Bürgerspital
Nach Wegfall des Pflegebereichs in Füssen sind Wohnungen für Senioren geplant

Was wird aus dem Bürgerspital, das ab 2012 nicht mehr als Pflegeheim betrieben werden kann? Diese Frage stellt sich schon seit ein paar Jahren - doch eine endgültige Antwort hat die Stadtverwaltung noch immer nicht parat. Im Herbst, so Bürgermeister Paul Iacob im Gespräch mit unserer Zeitung, soll das Kommunalparlament über die Zukunft des Bürgerspitals entscheiden. Momentan deutet alles auf eine preiswerte Wohnnutzung für Senioren hin. Bereits am morgigen Donnerstag wird sich der Seniorenbeirat mit dem Thema beschäftigen.

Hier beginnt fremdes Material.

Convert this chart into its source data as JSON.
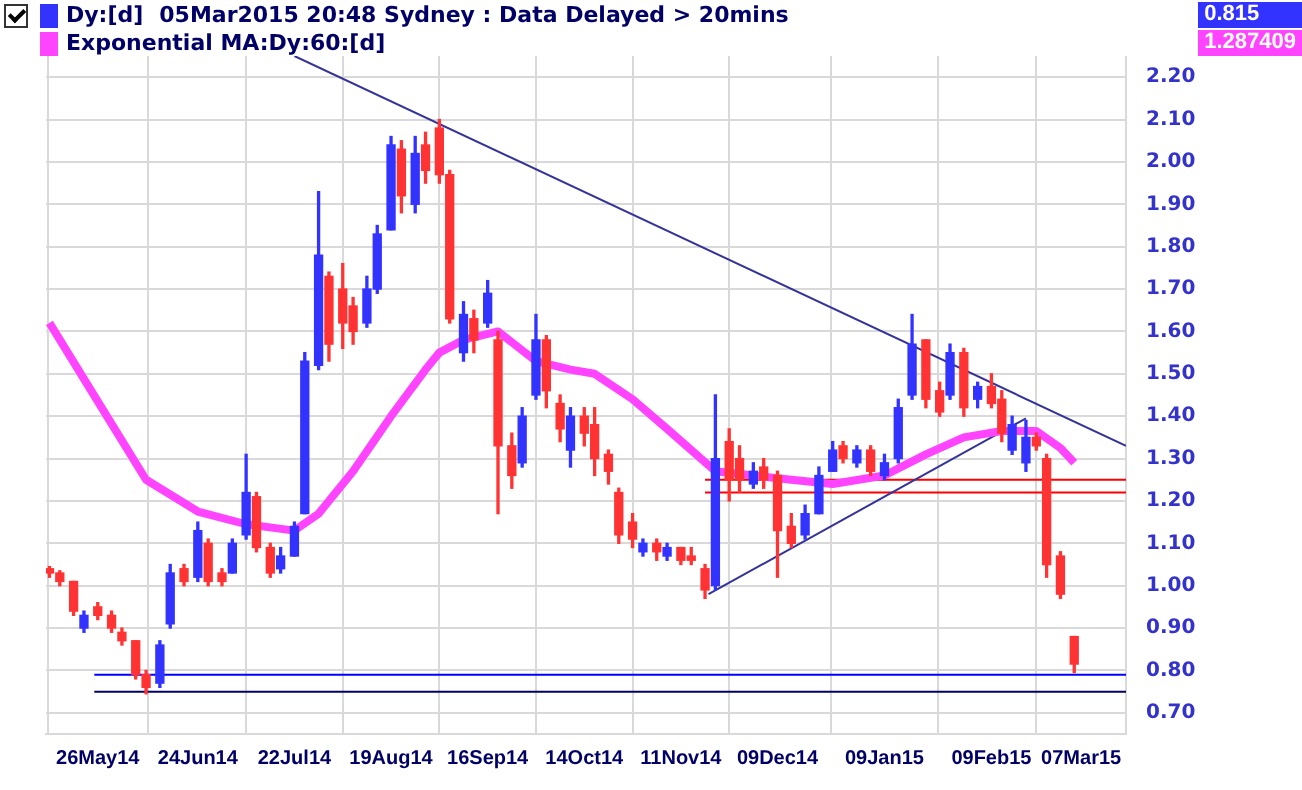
{
  "chart_data": {
    "type": "candlestick",
    "title": "05Mar2015 20:48 Sydney : Data Delayed > 20mins",
    "legend": "top left",
    "grid": true,
    "xlim": [
      "2014-05-11",
      "2015-03-20"
    ],
    "xticks": [
      {
        "value": "2014-05-26",
        "label": "26May14"
      },
      {
        "value": "2014-06-24",
        "label": "24Jun14"
      },
      {
        "value": "2014-07-22",
        "label": "22Jul14"
      },
      {
        "value": "2014-08-19",
        "label": "19Aug14"
      },
      {
        "value": "2014-09-16",
        "label": "16Sep14"
      },
      {
        "value": "2014-10-14",
        "label": "14Oct14"
      },
      {
        "value": "2014-11-11",
        "label": "11Nov14"
      },
      {
        "value": "2014-12-09",
        "label": "09Dec14"
      },
      {
        "value": "2015-01-09",
        "label": "09Jan15"
      },
      {
        "value": "2015-02-09",
        "label": "09Feb15"
      },
      {
        "value": "2015-03-07",
        "label": "07Mar15"
      }
    ],
    "ylim": [
      0.65,
      2.25
    ],
    "yticks": [
      {
        "value": 0.7,
        "label": "0.70"
      },
      {
        "value": 0.8,
        "label": "0.80"
      },
      {
        "value": 0.9,
        "label": "0.90"
      },
      {
        "value": 1.0,
        "label": "1.00"
      },
      {
        "value": 1.1,
        "label": "1.10"
      },
      {
        "value": 1.2,
        "label": "1.20"
      },
      {
        "value": 1.3,
        "label": "1.30"
      },
      {
        "value": 1.4,
        "label": "1.40"
      },
      {
        "value": 1.5,
        "label": "1.50"
      },
      {
        "value": 1.6,
        "label": "1.60"
      },
      {
        "value": 1.7,
        "label": "1.70"
      },
      {
        "value": 1.8,
        "label": "1.80"
      },
      {
        "value": 1.9,
        "label": "1.90"
      },
      {
        "value": 2.0,
        "label": "2.00"
      },
      {
        "value": 2.1,
        "label": "2.10"
      },
      {
        "value": 2.2,
        "label": "2.20"
      }
    ],
    "annotations": [
      "0.815",
      "1.287409"
    ],
    "series": [
      {
        "name": "Dy:[d]",
        "color": "#3333ff",
        "x": [
          "2014-05-12",
          "2014-05-15",
          "2014-05-19",
          "2014-05-22",
          "2014-05-26",
          "2014-05-30",
          "2014-06-02",
          "2014-06-06",
          "2014-06-09",
          "2014-06-13",
          "2014-06-16",
          "2014-06-20",
          "2014-06-24",
          "2014-06-27",
          "2014-07-01",
          "2014-07-04",
          "2014-07-08",
          "2014-07-11",
          "2014-07-15",
          "2014-07-18",
          "2014-07-22",
          "2014-07-25",
          "2014-07-29",
          "2014-08-01",
          "2014-08-05",
          "2014-08-08",
          "2014-08-12",
          "2014-08-15",
          "2014-08-19",
          "2014-08-22",
          "2014-08-26",
          "2014-08-29",
          "2014-09-02",
          "2014-09-05",
          "2014-09-09",
          "2014-09-12",
          "2014-09-16",
          "2014-09-19",
          "2014-09-23",
          "2014-09-26",
          "2014-09-30",
          "2014-10-03",
          "2014-10-07",
          "2014-10-10",
          "2014-10-14",
          "2014-10-17",
          "2014-10-21",
          "2014-10-24",
          "2014-10-28",
          "2014-10-31",
          "2014-11-04",
          "2014-11-07",
          "2014-11-11",
          "2014-11-14",
          "2014-11-18",
          "2014-11-21",
          "2014-11-25",
          "2014-11-28",
          "2014-12-02",
          "2014-12-05",
          "2014-12-09",
          "2014-12-13",
          "2014-12-17",
          "2014-12-21",
          "2014-12-25",
          "2014-12-28",
          "2015-01-01",
          "2015-01-05",
          "2015-01-09",
          "2015-01-13",
          "2015-01-17",
          "2015-01-21",
          "2015-01-25",
          "2015-01-28",
          "2015-02-01",
          "2015-02-05",
          "2015-02-09",
          "2015-02-12",
          "2015-02-15",
          "2015-02-19",
          "2015-02-22",
          "2015-02-25",
          "2015-03-01",
          "2015-03-05"
        ],
        "ohlc": [
          [
            1.04,
            1.045,
            1.02,
            1.03
          ],
          [
            1.03,
            1.035,
            1.0,
            1.01
          ],
          [
            1.01,
            1.01,
            0.93,
            0.94
          ],
          [
            0.9,
            0.94,
            0.89,
            0.93
          ],
          [
            0.95,
            0.96,
            0.92,
            0.93
          ],
          [
            0.93,
            0.94,
            0.89,
            0.9
          ],
          [
            0.89,
            0.9,
            0.86,
            0.87
          ],
          [
            0.87,
            0.87,
            0.78,
            0.79
          ],
          [
            0.79,
            0.8,
            0.745,
            0.76
          ],
          [
            0.77,
            0.87,
            0.76,
            0.86
          ],
          [
            0.91,
            1.05,
            0.9,
            1.03
          ],
          [
            1.04,
            1.05,
            1.0,
            1.01
          ],
          [
            1.02,
            1.15,
            1.01,
            1.13
          ],
          [
            1.1,
            1.11,
            1.0,
            1.01
          ],
          [
            1.03,
            1.04,
            1.0,
            1.01
          ],
          [
            1.03,
            1.11,
            1.03,
            1.1
          ],
          [
            1.12,
            1.31,
            1.11,
            1.22
          ],
          [
            1.21,
            1.22,
            1.08,
            1.09
          ],
          [
            1.09,
            1.1,
            1.02,
            1.03
          ],
          [
            1.04,
            1.09,
            1.03,
            1.07
          ],
          [
            1.07,
            1.15,
            1.07,
            1.14
          ],
          [
            1.17,
            1.55,
            1.17,
            1.53
          ],
          [
            1.52,
            1.93,
            1.51,
            1.78
          ],
          [
            1.73,
            1.74,
            1.53,
            1.57
          ],
          [
            1.7,
            1.76,
            1.56,
            1.62
          ],
          [
            1.66,
            1.68,
            1.57,
            1.6
          ],
          [
            1.62,
            1.73,
            1.61,
            1.7
          ],
          [
            1.7,
            1.85,
            1.69,
            1.83
          ],
          [
            1.84,
            2.06,
            1.84,
            2.04
          ],
          [
            2.03,
            2.05,
            1.88,
            1.92
          ],
          [
            1.9,
            2.06,
            1.88,
            2.02
          ],
          [
            2.04,
            2.07,
            1.95,
            1.98
          ],
          [
            2.08,
            2.1,
            1.95,
            1.97
          ],
          [
            1.97,
            1.98,
            1.62,
            1.63
          ],
          [
            1.55,
            1.67,
            1.53,
            1.64
          ],
          [
            1.63,
            1.65,
            1.55,
            1.58
          ],
          [
            1.62,
            1.72,
            1.61,
            1.69
          ],
          [
            1.58,
            1.6,
            1.17,
            1.33
          ],
          [
            1.33,
            1.36,
            1.23,
            1.26
          ],
          [
            1.29,
            1.42,
            1.28,
            1.4
          ],
          [
            1.45,
            1.64,
            1.44,
            1.58
          ],
          [
            1.58,
            1.59,
            1.42,
            1.46
          ],
          [
            1.43,
            1.45,
            1.34,
            1.37
          ],
          [
            1.32,
            1.42,
            1.28,
            1.4
          ],
          [
            1.4,
            1.42,
            1.33,
            1.36
          ],
          [
            1.38,
            1.42,
            1.26,
            1.3
          ],
          [
            1.31,
            1.32,
            1.24,
            1.27
          ],
          [
            1.22,
            1.23,
            1.1,
            1.12
          ],
          [
            1.15,
            1.17,
            1.09,
            1.11
          ],
          [
            1.08,
            1.11,
            1.07,
            1.1
          ],
          [
            1.1,
            1.11,
            1.06,
            1.08
          ],
          [
            1.07,
            1.1,
            1.06,
            1.09
          ],
          [
            1.09,
            1.09,
            1.05,
            1.06
          ],
          [
            1.07,
            1.09,
            1.05,
            1.06
          ],
          [
            1.04,
            1.05,
            0.97,
            0.99
          ],
          [
            1.0,
            1.45,
            0.99,
            1.3
          ],
          [
            1.34,
            1.37,
            1.2,
            1.25
          ],
          [
            1.3,
            1.33,
            1.22,
            1.25
          ],
          [
            1.24,
            1.29,
            1.23,
            1.27
          ],
          [
            1.28,
            1.3,
            1.23,
            1.25
          ],
          [
            1.26,
            1.27,
            1.02,
            1.13
          ],
          [
            1.14,
            1.17,
            1.09,
            1.1
          ],
          [
            1.12,
            1.19,
            1.11,
            1.17
          ],
          [
            1.17,
            1.28,
            1.17,
            1.26
          ],
          [
            1.27,
            1.34,
            1.27,
            1.32
          ],
          [
            1.33,
            1.34,
            1.29,
            1.3
          ],
          [
            1.29,
            1.33,
            1.28,
            1.32
          ],
          [
            1.32,
            1.33,
            1.26,
            1.27
          ],
          [
            1.26,
            1.31,
            1.25,
            1.29
          ],
          [
            1.3,
            1.44,
            1.29,
            1.42
          ],
          [
            1.45,
            1.64,
            1.44,
            1.57
          ],
          [
            1.58,
            1.58,
            1.42,
            1.44
          ],
          [
            1.46,
            1.48,
            1.4,
            1.41
          ],
          [
            1.45,
            1.57,
            1.44,
            1.55
          ],
          [
            1.55,
            1.56,
            1.4,
            1.42
          ],
          [
            1.44,
            1.48,
            1.42,
            1.47
          ],
          [
            1.47,
            1.5,
            1.42,
            1.43
          ],
          [
            1.44,
            1.46,
            1.34,
            1.36
          ],
          [
            1.32,
            1.4,
            1.31,
            1.38
          ],
          [
            1.29,
            1.39,
            1.27,
            1.35
          ],
          [
            1.35,
            1.36,
            1.32,
            1.33
          ],
          [
            1.3,
            1.31,
            1.02,
            1.05
          ],
          [
            1.07,
            1.08,
            0.97,
            0.98
          ],
          [
            0.88,
            0.88,
            0.795,
            0.815
          ]
        ],
        "colors": [
          "#ff3333",
          "#ff3333",
          "#ff3333",
          "#3333ff",
          "#ff3333",
          "#ff3333",
          "#ff3333",
          "#ff3333",
          "#ff3333",
          "#3333ff",
          "#3333ff",
          "#ff3333",
          "#3333ff",
          "#ff3333",
          "#ff3333",
          "#3333ff",
          "#3333ff",
          "#ff3333",
          "#ff3333",
          "#3333ff",
          "#3333ff",
          "#3333ff",
          "#3333ff",
          "#ff3333",
          "#ff3333",
          "#ff3333",
          "#3333ff",
          "#3333ff",
          "#3333ff",
          "#ff3333",
          "#3333ff",
          "#ff3333",
          "#ff3333",
          "#ff3333",
          "#3333ff",
          "#ff3333",
          "#3333ff",
          "#ff3333",
          "#ff3333",
          "#3333ff",
          "#3333ff",
          "#ff3333",
          "#ff3333",
          "#3333ff",
          "#ff3333",
          "#ff3333",
          "#ff3333",
          "#ff3333",
          "#ff3333",
          "#3333ff",
          "#ff3333",
          "#3333ff",
          "#ff3333",
          "#ff3333",
          "#ff3333",
          "#3333ff",
          "#ff3333",
          "#ff3333",
          "#3333ff",
          "#ff3333",
          "#ff3333",
          "#ff3333",
          "#3333ff",
          "#3333ff",
          "#3333ff",
          "#ff3333",
          "#3333ff",
          "#ff3333",
          "#3333ff",
          "#3333ff",
          "#3333ff",
          "#ff3333",
          "#ff3333",
          "#3333ff",
          "#ff3333",
          "#3333ff",
          "#ff3333",
          "#ff3333",
          "#3333ff",
          "#3333ff",
          "#ff3333",
          "#ff3333",
          "#ff3333",
          "#ff3333"
        ]
      },
      {
        "type": "line",
        "name": "Exponential MA:Dy:60:[d]",
        "color": "#ff44ff",
        "x": [
          "2014-05-12",
          "2014-05-26",
          "2014-06-09",
          "2014-06-24",
          "2014-07-08",
          "2014-07-22",
          "2014-07-29",
          "2014-08-08",
          "2014-08-19",
          "2014-08-29",
          "2014-09-02",
          "2014-09-09",
          "2014-09-19",
          "2014-09-30",
          "2014-10-10",
          "2014-10-17",
          "2014-10-28",
          "2014-11-07",
          "2014-11-21",
          "2014-12-02",
          "2014-12-13",
          "2014-12-25",
          "2015-01-09",
          "2015-01-21",
          "2015-02-01",
          "2015-02-12",
          "2015-02-22",
          "2015-03-01",
          "2015-03-05"
        ],
        "values": [
          1.62,
          1.435,
          1.25,
          1.175,
          1.145,
          1.13,
          1.17,
          1.27,
          1.4,
          1.51,
          1.55,
          1.58,
          1.6,
          1.53,
          1.51,
          1.5,
          1.44,
          1.37,
          1.27,
          1.26,
          1.25,
          1.24,
          1.26,
          1.31,
          1.35,
          1.365,
          1.365,
          1.325,
          1.29
        ]
      },
      {
        "type": "line",
        "color": "#333399",
        "x": [
          "2014-07-22",
          "2015-03-20"
        ],
        "values": [
          2.25,
          1.33
        ]
      },
      {
        "type": "line",
        "color": "#333399",
        "x": [
          "2014-11-19",
          "2015-02-19"
        ],
        "values": [
          0.98,
          1.395
        ]
      },
      {
        "type": "line",
        "color": "#ff0000",
        "x": [
          "2014-11-18",
          "2015-03-20"
        ],
        "values": [
          1.25,
          1.25
        ]
      },
      {
        "type": "line",
        "color": "#ff0000",
        "x": [
          "2014-11-18",
          "2015-03-20"
        ],
        "values": [
          1.22,
          1.22
        ]
      },
      {
        "type": "line",
        "color": "#0000ff",
        "x": [
          "2014-05-25",
          "2015-03-20"
        ],
        "values": [
          0.79,
          0.79
        ]
      },
      {
        "type": "line",
        "color": "#000066",
        "x": [
          "2014-05-25",
          "2015-03-20"
        ],
        "values": [
          0.75,
          0.75
        ]
      }
    ]
  }
}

Vor wenigen Jahren sorgte das altehrwürdige Bürgerspital - hier finden seit 1469 alte Füssener Unterkunft und Pflege - für Schlagzeilen. Denn die Einrichtung sollte 2007 wegen massiver Mängel beim Brandschutz geschlossen werden. Doch das verhinderten die Füssener mit einem beispiellosen Proteststurm. Der Stadtrat beschloss daraufhin, die Brandschutz-Auflagen für das Gebäude zu erfüllen. Dadurch gewann das Spital eine Gnadenfrist - das Landratsamt genehmigte den weiteren Betrieb als Pflegeheim bis zu diesem Jahr. Sobald das neue Seniorenheim St. Martin des Roten Kreuzes fertiggestellt ist, können die pflegebedürftigen Spitalbewohner dorthin ziehen. Dann muss die Stadt das Spital-Kapitel Pflegeheim beenden. << Ein Pflegebetrieb ist wirtschaftlich nicht machbar >>, so Bürgermeister Iacob.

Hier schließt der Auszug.